Posted by iTech - 2005-11-24

SAP AG's second try to acquire a pricing and optimization vendor could prove fruitful. The purchase of a small company like Khimetrics Inc. puts the software vendor on a more even footing against rival Oracle Corp., and provides a slew of powerful analytic tools it will integrate into its platform. SAP said it intends to buy the privately held Scottsdale, Ariz. software vendor for an undisclosed sum. The transaction is set to close in January 2006.

The deal isn't going to boost SAP's $8.8 billion revenue. Khimetrics estimated 2004 sales are about $30 million of which approximately $13.5 million is from application licenses and hosting services, according to AMR Research Inc. The research firm forecasts revenue from licensing and hosting to reach $17.6 million this year. "SAP missed out on acquiring both Retek and ProfitLogic, both had strong capabilities in demand intelligence," said Scott Langdoc, vice president of retail systems, AMR. "Both Oracle and SAP have complex integration and positioning challenges ahead, though with this deal it puts them on a more normalized footing."

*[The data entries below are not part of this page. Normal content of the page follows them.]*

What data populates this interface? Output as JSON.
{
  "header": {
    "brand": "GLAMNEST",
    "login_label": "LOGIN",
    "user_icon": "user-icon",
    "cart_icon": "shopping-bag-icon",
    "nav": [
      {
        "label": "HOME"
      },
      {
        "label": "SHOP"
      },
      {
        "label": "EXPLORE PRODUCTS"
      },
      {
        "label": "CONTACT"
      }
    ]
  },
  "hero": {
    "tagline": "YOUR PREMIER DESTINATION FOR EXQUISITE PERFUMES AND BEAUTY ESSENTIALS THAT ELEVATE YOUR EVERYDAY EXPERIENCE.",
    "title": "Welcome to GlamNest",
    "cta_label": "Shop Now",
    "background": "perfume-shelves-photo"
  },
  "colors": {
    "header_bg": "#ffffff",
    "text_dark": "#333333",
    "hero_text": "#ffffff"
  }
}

But according to AMR, Oracle is pulling ahead. SAP's application license and hosting revenue from retail is expected to contribute $149.8 million this year, up from $135 million in 2004, compared with Oracle's estimated $201 million and $119 million, respectively, said AMR.

Retail price and promotion optimization, and consumer demand intelligence are key components in Khimetrics' Retail Lifecycle Price Management technology. These are mandatory functions if SAP wants to compete for enterprise retail deals where forecast-driven planning processes and technology is what leading retailers require to drive top line revenue and margin improvements in a competitive market, Langdoc writes in a report. It's functionality SAP lacked.

In May, SAP partnered with DemandTec Inc. to offer retail customers more accurate data to help them measure the performance of merchandising programs. But AMR's Langdoc said the partnership never really resulted in any joint deals. "Customers said the deal was interesting, but they needed more than an application to make price optimization successful," said Jim McMurray, SVP Retail at SAP America. "They were looking for the price optimization technology, but it has to be integrated back into the core merchandising and enterprise systems to execute on it."

AMR Research estimated the retail application market will reach $6.6 billion this year, up from $6 billion in 2004. By 2009 the total market is projected to grow by nearly $3 billion to $9.3 billion, driven primarily by retailers seeking long-needed replacements to legacy applications and more flexible, scalable demand-driven retailing software options.

In March, SAP lost a bidding war with Oracle for retail-software maker Retek Inc. Oracle won with an offer of $11.25 a share, or $670 million. SAP had first offered $8.50 a share. The Retek acquisition gave Oracle analytics around allocation, replenishment and advanced inventory planning.

Oracle acquired retail optimization vendor ProfitLogic in July, picking up analytics in lifecycle merchandising around markdowns and promotions, to boost its presence in retail. "Profit logic at the time had 30 customers, and we've announced three since the acquisition," said Dave Boyce, global head of marketing for Oracle's retail division. "Khimetrics has about 10 customers"

Similar to SAP's strategy, Oracle would take the technology outside retail and into financial, packaged goods, distribution and manufacturing.

Then last week, SAP appointed Rick Chavie to lead global solution management for SAP’s retail and wholesale industry solutions. Chavie, senior vice president of Industry Solution Management and Trading, came to SAP most recently from his post as CEO at the marketing technology firm Infolenz, which was founded by the Massachusetts Institute of Technology.